Drawing on the theories of Foucault and Benjamin, Park critiques the arbitrariness of archives and the entanglement of knowledge and power embedded in historical record-keeping.
His works reflect on how memory and documentation are shifting in the digital era, providing philosophical depth and unique insight into the accelerating digitalization of material life. Art critic Jinmyung Lee (PhD in Art Philosophy) has described Park’s practice as an embodiment of the “aesthetics of fragments,” noting his paradoxical stance that “a record is already destroyed the moment it is preserved.”
Through interactions of time, space, and being, Park allows interventions to remain as “conditions” while leaving the medium and environment to decide the rest. What emerges are traces, gaps, and residues — records of both presence and absence.

2025 Acrylic, epoxy resin over pigment printed paper on canvas 162.2 x 125 x 4 cm (100T)
With mom in the kitchen
The exhibition title Residue encapsulates this approach, evoking the remnants of vanished existence and time, reconstituted as signals and colors on canvas.

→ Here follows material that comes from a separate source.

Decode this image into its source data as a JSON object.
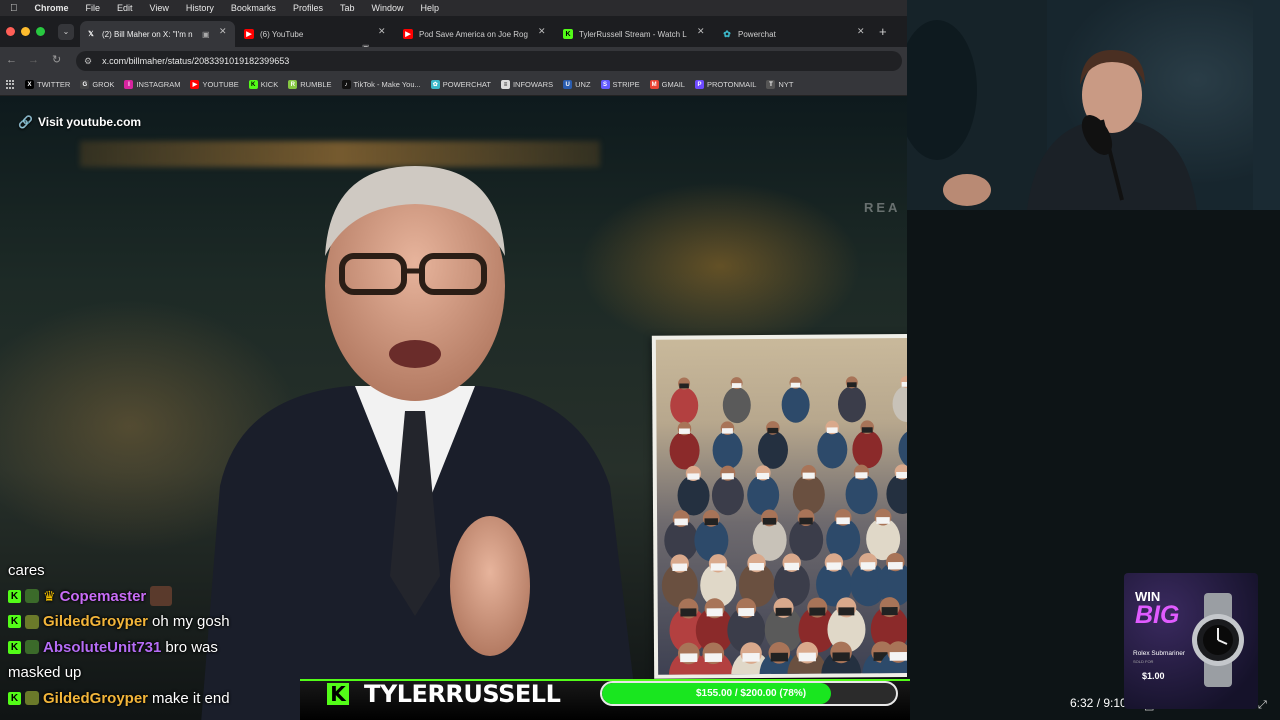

Significantly, the venue itself — a 1960s factory dormitory preserved in its original form — becomes part of the exhibition. Layers of memory embedded in the building’s walls merge with Park’s work, transforming the space into an archive in its own right.
The exhibition underscores how deliberate structures coexist with chance, revealing the generative possibilities of cracks, gaps, and residues.
It offers viewers a critical reflection on shifting materialities and forms of existence in a rapidly digitalizing world. NAMU Seoul is operated by A-rens, a curatorial group that has played an active role in international exchanges.
In May, A-rens co-curated artist Heekyung Jeon’s successful solo exhibition in New York’s Tribeca, paving the way for her participation at Untitled Art Fair Miami this December. With NAMU Seoul, A-rens aims to foster experimental and challenging practices while bridging Korea’s contemporary art scene with the global art world.